While Wizards releases old sets like Visions and hypes Version 3.0, it’s time for them to start paying attention to the aspects of the game that they have neglected since day one. Poor customer service, disorganization which results in downtime and poor communication, and a completely opaque process for dealing with known issues and user conduct, are serious issues which have plagued Magic: Online for much too long.

If you find the current state of affairs unacceptable, I encourage you to email Wizards with your grievances.

And since Wizards certainly isn’t going to mention this:

Change your passwords.

Scott Tucker

Special thanks goes to my anonymous lawyer friends for reviewing these issues, as well as the user BentFranklin for supplying material for this article.

* Seriously, if a bug causes you to lose a match, or sometimes even a game, write up a coupon request here and see if they’ll give you a couple of dollars to the store. It usually works.

If the server crashes and you’re currently losing a game in a tournament, you can also just choose not to log back in. You’ll time out, and then you can request a coupon, saying that the server crashed and you weren’t able to finish your match. It’s their job to keep the server up, so let them feel the consequences of the instability.

** The username is a quote from the first Singleton 2x Premier Event, when the player “destructive food” made the following comments after his opponent played Peek on turn 1 for two games running. I’m fairly certain that this quote is the origin of the abbreviation “OBV” that you see so often on Magic: Online:

alanzed plays Peek targeting destructive food.
destructive food: U DRAW
destructive food: IT AFGAIN
destructive food: OBV
destructive food: !!!@#@$@#$$%#$@#!@@@

The F is clearly a typo, and only adds to the quote’s overall charm.

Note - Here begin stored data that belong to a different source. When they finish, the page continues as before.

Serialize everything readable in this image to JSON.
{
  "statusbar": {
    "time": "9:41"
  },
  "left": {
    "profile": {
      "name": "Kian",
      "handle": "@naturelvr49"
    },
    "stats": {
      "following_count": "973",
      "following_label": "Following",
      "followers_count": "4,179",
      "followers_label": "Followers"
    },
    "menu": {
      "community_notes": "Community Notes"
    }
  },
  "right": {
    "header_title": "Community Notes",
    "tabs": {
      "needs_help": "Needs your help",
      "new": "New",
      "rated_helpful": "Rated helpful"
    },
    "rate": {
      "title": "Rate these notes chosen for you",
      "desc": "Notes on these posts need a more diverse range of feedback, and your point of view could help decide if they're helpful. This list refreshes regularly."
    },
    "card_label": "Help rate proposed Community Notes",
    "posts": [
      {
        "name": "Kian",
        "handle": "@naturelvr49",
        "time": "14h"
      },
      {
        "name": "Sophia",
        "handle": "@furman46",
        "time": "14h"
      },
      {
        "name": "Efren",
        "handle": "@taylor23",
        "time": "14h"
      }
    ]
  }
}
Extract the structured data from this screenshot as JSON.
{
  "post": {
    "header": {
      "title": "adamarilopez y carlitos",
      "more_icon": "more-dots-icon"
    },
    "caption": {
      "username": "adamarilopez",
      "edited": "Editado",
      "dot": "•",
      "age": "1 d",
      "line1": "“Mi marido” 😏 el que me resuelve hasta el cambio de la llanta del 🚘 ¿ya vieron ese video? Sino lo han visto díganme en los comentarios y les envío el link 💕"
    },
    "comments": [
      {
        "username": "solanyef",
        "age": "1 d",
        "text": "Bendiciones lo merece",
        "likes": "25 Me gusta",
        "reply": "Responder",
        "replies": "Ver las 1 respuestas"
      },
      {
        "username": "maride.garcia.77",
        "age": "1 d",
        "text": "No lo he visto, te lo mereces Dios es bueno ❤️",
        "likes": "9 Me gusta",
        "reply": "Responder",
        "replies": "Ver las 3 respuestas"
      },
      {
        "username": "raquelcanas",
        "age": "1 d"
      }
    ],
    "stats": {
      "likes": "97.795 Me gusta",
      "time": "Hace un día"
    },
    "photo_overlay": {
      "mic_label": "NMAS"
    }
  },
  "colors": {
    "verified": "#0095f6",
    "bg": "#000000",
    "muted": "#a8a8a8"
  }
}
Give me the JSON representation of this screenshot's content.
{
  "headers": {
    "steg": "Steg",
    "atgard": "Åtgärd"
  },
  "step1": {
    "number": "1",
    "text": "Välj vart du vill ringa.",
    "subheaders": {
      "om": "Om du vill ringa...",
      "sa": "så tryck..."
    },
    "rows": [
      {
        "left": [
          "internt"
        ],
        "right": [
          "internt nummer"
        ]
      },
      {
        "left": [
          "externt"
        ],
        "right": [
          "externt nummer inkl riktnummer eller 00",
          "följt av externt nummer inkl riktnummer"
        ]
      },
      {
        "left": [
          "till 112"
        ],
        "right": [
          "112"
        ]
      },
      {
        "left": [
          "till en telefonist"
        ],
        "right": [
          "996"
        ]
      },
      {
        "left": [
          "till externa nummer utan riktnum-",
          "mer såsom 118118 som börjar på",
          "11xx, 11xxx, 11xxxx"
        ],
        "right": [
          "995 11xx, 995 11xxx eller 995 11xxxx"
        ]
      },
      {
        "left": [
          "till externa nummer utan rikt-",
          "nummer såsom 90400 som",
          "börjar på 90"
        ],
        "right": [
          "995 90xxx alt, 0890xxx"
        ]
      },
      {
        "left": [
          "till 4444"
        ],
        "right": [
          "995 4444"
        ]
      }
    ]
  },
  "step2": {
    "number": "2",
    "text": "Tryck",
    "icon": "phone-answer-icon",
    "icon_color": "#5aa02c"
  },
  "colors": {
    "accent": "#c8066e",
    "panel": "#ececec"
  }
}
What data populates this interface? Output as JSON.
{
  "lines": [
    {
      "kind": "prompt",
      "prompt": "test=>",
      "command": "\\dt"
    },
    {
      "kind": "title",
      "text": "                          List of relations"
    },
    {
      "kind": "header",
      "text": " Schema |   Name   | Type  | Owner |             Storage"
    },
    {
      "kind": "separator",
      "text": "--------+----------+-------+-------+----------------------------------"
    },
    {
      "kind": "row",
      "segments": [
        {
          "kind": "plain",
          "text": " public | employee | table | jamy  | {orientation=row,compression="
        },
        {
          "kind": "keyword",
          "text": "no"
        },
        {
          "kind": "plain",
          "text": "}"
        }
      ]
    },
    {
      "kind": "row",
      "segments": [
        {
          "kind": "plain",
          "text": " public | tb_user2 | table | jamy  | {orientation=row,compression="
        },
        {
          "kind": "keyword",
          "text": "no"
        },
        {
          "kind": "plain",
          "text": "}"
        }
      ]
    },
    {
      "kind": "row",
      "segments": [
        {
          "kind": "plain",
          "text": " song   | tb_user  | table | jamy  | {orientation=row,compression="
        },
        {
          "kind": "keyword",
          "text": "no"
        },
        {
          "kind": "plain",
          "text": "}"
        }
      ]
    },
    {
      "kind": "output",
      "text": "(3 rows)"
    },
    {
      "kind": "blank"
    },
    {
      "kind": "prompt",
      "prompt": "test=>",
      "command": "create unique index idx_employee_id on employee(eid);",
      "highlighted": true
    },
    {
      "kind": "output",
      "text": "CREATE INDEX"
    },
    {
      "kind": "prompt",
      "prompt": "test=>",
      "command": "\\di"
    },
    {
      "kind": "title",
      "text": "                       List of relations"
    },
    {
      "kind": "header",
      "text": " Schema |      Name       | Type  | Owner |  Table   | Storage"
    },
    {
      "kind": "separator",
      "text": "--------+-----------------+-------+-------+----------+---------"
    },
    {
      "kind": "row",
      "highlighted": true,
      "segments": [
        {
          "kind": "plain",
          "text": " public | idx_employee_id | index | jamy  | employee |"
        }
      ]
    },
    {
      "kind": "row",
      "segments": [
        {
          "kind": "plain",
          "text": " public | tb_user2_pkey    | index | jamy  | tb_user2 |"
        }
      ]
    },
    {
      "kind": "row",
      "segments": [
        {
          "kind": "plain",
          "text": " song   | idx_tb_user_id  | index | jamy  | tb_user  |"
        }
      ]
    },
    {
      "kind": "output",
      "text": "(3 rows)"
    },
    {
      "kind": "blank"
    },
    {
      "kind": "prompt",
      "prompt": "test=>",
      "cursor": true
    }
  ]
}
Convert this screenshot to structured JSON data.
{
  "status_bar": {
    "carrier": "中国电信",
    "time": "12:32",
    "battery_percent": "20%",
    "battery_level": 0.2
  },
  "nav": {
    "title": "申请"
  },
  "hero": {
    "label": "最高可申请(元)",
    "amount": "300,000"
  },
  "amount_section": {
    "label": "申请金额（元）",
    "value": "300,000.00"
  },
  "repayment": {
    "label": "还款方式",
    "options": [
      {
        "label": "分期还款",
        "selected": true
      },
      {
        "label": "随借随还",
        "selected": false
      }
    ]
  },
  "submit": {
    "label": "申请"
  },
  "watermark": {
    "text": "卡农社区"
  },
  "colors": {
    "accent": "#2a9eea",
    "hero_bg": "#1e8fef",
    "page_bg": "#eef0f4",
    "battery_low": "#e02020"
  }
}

*** I suppose it’s possible that no exploit actually exists. However, BentFranklin is an active member of the Magic: Online community and has done good things for the online game in the past. Further, he’s also organizing an initiative to tell people to change their passwords over release weekend, in order to prevent themselves from being exploited. I find it more likely that Wizards is just covering this up than that BentFranklin is looking for attention.

**** Two lawyer friends of mine who are familiar with Magic: Online have reviewed what happened here, both with Wizards’ simple inaction, and with my account getting hacked. One of them believes that I might have a case if I were to actually pursue this, while the other thinks that this reasoning is on “tenuous ground.” I’m very interested in the opinions of any lawyers out there, and would encourage them to post in the forums.